Pierwszego dnia kierowca Ferrari został sklasyfikowany na 17. miejscu i 4. w swojej klasie, tracąc mniej niż 16 sekund do Janne Tuhino, który na tym etapie zmagań zmierzał na podium w grupie N. W sobotę Raikkonen wskoczył na 15. pozycję. Zgubny dla fińskiego kierowcy okazał się nieco ponad 29 kilometrowy odcinek Vaarinmaja. Raikkonen dachował swoim Grande Punto w tym samym miejscu, gdzie wcześniej spotkało to Madsa Ostberga z Adapta WRT. Fin oraz jego pilot Kaj Lindstrom w wypadku jednak nie ponieśli żadnych obrażeń.

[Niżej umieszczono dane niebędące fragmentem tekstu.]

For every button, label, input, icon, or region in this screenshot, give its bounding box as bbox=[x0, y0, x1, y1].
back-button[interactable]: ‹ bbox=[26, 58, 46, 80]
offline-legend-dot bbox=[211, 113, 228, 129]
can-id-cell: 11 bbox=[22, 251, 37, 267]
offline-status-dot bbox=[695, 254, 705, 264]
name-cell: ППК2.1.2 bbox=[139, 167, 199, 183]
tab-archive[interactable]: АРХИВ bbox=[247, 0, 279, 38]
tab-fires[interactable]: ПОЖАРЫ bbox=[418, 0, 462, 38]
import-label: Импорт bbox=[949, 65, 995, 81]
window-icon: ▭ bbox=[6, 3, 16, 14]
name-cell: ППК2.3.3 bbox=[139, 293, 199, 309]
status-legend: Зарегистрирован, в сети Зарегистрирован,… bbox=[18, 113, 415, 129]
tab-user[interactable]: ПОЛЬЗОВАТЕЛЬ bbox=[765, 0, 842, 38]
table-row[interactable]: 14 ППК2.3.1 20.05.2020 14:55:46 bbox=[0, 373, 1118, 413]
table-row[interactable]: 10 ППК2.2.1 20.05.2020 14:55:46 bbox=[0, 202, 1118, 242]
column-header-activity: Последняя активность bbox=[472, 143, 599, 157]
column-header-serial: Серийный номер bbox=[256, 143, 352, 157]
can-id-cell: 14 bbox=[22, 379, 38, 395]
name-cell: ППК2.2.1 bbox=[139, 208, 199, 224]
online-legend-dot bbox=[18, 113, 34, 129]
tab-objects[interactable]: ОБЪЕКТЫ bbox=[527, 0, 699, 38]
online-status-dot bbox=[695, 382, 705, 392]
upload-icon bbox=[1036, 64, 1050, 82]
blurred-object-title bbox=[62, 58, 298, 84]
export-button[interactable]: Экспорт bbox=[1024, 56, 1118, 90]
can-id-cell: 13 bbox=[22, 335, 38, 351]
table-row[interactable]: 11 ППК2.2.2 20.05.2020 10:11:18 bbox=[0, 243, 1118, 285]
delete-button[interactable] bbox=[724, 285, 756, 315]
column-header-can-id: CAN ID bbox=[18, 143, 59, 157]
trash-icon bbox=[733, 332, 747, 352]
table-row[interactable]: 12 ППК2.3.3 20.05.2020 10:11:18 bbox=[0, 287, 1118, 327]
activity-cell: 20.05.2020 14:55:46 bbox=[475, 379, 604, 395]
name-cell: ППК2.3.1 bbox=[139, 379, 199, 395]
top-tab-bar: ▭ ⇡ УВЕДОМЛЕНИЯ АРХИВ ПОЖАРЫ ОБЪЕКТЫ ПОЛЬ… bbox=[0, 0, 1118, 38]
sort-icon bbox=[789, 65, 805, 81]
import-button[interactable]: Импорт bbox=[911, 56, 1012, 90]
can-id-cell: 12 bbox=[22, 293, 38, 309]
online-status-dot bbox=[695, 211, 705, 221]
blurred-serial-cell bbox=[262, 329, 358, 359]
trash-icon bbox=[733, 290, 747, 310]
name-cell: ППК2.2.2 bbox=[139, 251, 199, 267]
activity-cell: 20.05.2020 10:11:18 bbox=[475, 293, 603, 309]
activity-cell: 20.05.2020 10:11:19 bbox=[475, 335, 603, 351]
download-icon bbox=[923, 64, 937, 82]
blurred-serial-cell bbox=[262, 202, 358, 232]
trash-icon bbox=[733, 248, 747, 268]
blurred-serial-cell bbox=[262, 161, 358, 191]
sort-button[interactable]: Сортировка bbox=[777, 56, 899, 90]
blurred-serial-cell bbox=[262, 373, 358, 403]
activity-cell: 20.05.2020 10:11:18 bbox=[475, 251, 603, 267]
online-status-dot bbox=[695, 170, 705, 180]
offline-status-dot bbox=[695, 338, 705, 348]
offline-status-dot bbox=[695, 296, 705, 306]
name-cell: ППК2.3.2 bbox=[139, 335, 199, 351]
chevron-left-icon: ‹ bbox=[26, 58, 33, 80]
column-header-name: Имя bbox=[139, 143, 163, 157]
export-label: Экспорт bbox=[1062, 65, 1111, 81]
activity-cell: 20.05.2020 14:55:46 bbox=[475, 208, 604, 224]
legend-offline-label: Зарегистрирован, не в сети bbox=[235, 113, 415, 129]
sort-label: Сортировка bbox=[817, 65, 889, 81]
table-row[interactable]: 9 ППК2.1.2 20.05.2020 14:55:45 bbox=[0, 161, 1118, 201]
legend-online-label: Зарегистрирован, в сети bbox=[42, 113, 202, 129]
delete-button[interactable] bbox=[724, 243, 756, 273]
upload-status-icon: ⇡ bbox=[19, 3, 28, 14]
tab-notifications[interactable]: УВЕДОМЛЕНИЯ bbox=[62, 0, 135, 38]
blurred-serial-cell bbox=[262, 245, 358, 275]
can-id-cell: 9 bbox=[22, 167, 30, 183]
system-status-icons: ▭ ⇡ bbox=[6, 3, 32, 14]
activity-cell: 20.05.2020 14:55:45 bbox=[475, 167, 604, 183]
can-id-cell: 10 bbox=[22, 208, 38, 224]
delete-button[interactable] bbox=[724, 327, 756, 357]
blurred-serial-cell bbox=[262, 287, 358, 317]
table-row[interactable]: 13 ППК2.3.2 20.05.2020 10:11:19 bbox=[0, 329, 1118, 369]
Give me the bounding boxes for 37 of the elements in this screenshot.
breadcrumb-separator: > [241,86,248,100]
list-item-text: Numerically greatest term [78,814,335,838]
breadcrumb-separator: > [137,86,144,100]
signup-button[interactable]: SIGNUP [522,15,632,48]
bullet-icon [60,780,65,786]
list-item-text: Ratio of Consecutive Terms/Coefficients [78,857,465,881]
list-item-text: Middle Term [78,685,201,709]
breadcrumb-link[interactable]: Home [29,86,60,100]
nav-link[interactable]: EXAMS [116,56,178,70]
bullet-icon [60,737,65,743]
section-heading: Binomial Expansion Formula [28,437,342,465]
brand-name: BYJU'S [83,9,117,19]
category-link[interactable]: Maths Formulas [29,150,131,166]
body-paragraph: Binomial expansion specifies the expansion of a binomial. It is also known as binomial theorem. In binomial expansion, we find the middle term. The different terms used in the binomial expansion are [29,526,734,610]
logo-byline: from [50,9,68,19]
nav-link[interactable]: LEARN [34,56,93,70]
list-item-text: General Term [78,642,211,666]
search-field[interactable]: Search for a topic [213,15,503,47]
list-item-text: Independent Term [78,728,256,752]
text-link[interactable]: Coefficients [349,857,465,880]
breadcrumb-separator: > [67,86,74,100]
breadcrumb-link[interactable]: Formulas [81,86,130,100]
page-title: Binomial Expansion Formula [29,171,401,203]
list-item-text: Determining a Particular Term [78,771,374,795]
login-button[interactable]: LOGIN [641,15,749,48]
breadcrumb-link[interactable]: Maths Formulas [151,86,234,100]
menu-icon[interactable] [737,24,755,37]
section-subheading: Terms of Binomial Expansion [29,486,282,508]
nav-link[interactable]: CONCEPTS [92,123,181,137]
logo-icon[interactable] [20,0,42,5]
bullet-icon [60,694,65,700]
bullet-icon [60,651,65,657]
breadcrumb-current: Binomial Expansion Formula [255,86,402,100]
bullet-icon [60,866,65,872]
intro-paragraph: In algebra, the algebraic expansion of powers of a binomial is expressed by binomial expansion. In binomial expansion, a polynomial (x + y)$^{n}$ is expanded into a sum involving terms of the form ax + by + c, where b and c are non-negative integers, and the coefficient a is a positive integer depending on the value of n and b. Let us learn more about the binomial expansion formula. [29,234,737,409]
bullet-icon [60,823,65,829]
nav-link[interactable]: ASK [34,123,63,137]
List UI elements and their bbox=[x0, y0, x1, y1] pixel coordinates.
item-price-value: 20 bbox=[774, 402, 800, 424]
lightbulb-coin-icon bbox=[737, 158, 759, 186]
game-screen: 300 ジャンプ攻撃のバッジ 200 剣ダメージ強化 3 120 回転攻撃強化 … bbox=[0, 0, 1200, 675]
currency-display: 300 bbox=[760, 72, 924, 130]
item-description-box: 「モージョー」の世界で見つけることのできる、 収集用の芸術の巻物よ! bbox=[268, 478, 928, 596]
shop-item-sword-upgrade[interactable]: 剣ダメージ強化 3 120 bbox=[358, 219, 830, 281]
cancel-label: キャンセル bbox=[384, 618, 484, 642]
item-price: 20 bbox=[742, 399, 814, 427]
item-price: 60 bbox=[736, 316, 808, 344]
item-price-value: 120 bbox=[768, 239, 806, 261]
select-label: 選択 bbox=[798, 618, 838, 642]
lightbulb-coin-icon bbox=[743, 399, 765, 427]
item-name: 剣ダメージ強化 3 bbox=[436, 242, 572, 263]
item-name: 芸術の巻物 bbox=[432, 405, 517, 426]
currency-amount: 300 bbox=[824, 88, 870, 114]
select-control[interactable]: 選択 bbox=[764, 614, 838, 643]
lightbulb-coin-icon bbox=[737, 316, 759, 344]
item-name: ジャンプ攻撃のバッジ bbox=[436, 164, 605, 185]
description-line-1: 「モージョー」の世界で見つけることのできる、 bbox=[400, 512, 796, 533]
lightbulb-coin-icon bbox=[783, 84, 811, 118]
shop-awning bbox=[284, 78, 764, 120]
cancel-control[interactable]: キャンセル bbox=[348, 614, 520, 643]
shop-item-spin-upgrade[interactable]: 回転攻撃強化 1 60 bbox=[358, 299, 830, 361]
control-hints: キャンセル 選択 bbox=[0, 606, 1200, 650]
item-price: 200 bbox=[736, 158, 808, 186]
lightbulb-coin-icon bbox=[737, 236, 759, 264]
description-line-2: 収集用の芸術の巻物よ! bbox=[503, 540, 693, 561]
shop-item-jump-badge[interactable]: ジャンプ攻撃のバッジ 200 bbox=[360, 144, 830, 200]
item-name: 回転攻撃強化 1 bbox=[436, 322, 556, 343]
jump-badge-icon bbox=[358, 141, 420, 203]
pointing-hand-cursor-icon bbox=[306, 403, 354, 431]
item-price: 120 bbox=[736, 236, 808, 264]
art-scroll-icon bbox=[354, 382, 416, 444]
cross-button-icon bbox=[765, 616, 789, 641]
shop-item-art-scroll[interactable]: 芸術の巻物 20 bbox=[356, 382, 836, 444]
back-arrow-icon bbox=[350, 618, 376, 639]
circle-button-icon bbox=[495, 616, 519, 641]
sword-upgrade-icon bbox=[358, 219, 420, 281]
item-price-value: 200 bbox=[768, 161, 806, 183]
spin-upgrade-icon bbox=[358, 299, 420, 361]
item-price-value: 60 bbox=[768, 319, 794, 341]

Kierowca Ferrari przybliżył nieco przyczyny swojej kraksy. - Wiedziałem, że jadę trochę za szeroko, ale niestety tam było dużo kamieni, przez co dachowaliśmy. Myślę, że mimo wszystko nie ukończylibyśmy tego rajdu, bo mieliśmy spore problemy z silnikiem. To była dla mnie dobra zabawa. Nikt nie odniósł obrażeń, dlatego też wypadek nie miał większego znaczenia - tłumaczy Fin.
Raikkonen był natomiast bardzo zadowolony po pierwszym dniu rajdów. Przyznał on wówczas, że coraz pewniej czuje się za kierownicą swojego samochodu. - Miałem pewne problemy z dwoma odcinkami testowymi, ale później odnalazłem swój rytm. Największym wyzwaniem w tym rajdzie są notatki pilota, do których musisz mieć całkowite zaufanie - podkreślił Raikkonen.